Un monstruo viene a verme, dramón de fin de semana

Intentaré no hacer spoilers de esta película que tanta gente quiere ver porque la han puesto por las nubes. Parece que Bayona tiene especial gusto por las historias que aumentan la cotización de Kleenex. Al igual que con El Orfanato, ahora mezcla fantasía y realidad en una historia dramática. Está basada en la novela homónima de Patrick Ness que ha participado como guionista, por lo que entenderemos que es una buena adaptación.

Los efectos especiales son espectaculares pero, como he dicho varias veces, a estas alturas y con un gran presupuesto esto es algo que no debería fallar nunca. Las actuaciones son bastante mediocres y los personajes, en fin, algo básicos. Clama al cielo el nefasto doblaje de Conor, el niño protagonista. La música es simple y parece especialmente diseñada para provocar la lágrima fácil en los momentos cruciales. Es tan simple, que incluso es superada por carga emotiva por el silencio que se produce en una de las escenas clave.

Escena de la película Un monstruo viene a verme

Uno de los muchos momentos sensibleros.

La historia (desconozco si por la novela o por el guión) es previsible. Pero no contentos con ello y esperando que cualquiera que preste poca atención siga el hilo, la narrativa visual está llena de obviedades para que no nos perdamos lo que realmente ocurre, quién es quién y qué les está pasando. La temática podría ser la superación de la culpa ante la muerte y diré que en este caso, sucede a la velocidad de la luz. Conor es un auténtico superdotado emocional. Tengo la sensación de que ha sido una historia concebida por alguien que ha intentado ponerse en esa situación pero no la ha vivido realmente. Yo viví algo parecido y he de decir que no me he sentido para nada envuelta por la historia ni las emociones, y mi hermana, que entonces tenía la misma edad que el protagonista, salió de la sala diciendo “qué poco creíble es todo, parece un culebrón”.

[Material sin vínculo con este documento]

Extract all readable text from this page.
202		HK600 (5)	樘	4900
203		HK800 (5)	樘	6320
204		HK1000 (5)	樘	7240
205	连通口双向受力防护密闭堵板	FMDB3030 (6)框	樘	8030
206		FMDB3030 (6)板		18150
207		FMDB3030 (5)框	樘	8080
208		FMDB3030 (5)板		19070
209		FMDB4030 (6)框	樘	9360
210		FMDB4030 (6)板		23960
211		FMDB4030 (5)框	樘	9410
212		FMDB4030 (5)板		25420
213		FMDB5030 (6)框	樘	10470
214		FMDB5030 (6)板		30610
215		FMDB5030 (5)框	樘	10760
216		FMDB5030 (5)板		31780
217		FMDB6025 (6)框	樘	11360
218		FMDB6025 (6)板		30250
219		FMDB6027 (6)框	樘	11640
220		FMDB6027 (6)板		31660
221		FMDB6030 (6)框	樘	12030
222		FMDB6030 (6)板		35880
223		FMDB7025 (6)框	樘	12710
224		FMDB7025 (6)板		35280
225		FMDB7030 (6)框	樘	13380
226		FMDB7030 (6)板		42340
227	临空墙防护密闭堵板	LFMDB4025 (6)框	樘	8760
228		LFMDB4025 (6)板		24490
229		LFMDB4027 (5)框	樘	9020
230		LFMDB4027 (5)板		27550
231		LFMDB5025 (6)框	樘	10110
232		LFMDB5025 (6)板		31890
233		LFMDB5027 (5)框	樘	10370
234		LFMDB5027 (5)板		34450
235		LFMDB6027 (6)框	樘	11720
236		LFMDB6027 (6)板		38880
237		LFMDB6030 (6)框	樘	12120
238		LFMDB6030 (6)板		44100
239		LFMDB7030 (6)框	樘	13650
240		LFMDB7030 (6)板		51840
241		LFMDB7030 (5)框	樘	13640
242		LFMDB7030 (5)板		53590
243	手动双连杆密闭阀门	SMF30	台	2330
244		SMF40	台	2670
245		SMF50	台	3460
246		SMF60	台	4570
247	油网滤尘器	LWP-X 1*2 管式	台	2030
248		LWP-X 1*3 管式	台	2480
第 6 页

Sé que iréis a verla igual y no seré yo quien os haga desistir de hacerlo. Cuando hayáis pasado por la gran pantalla, por favor, regresad con la Leona y contadme qué os ha parecido. En la sala en la que estuve, pude comprobar cómo la gente salió compungida pero a la vez no del todo segura de que lo que había visto fuese el peliculón que les habían contado. Y es que esto es lo que sucede cuando confiamos la empatía emocional a los recursos comerciales del cine: efectos, primeros planos insoportables en partes emotivas, música sensiblera y un niño sufriendo.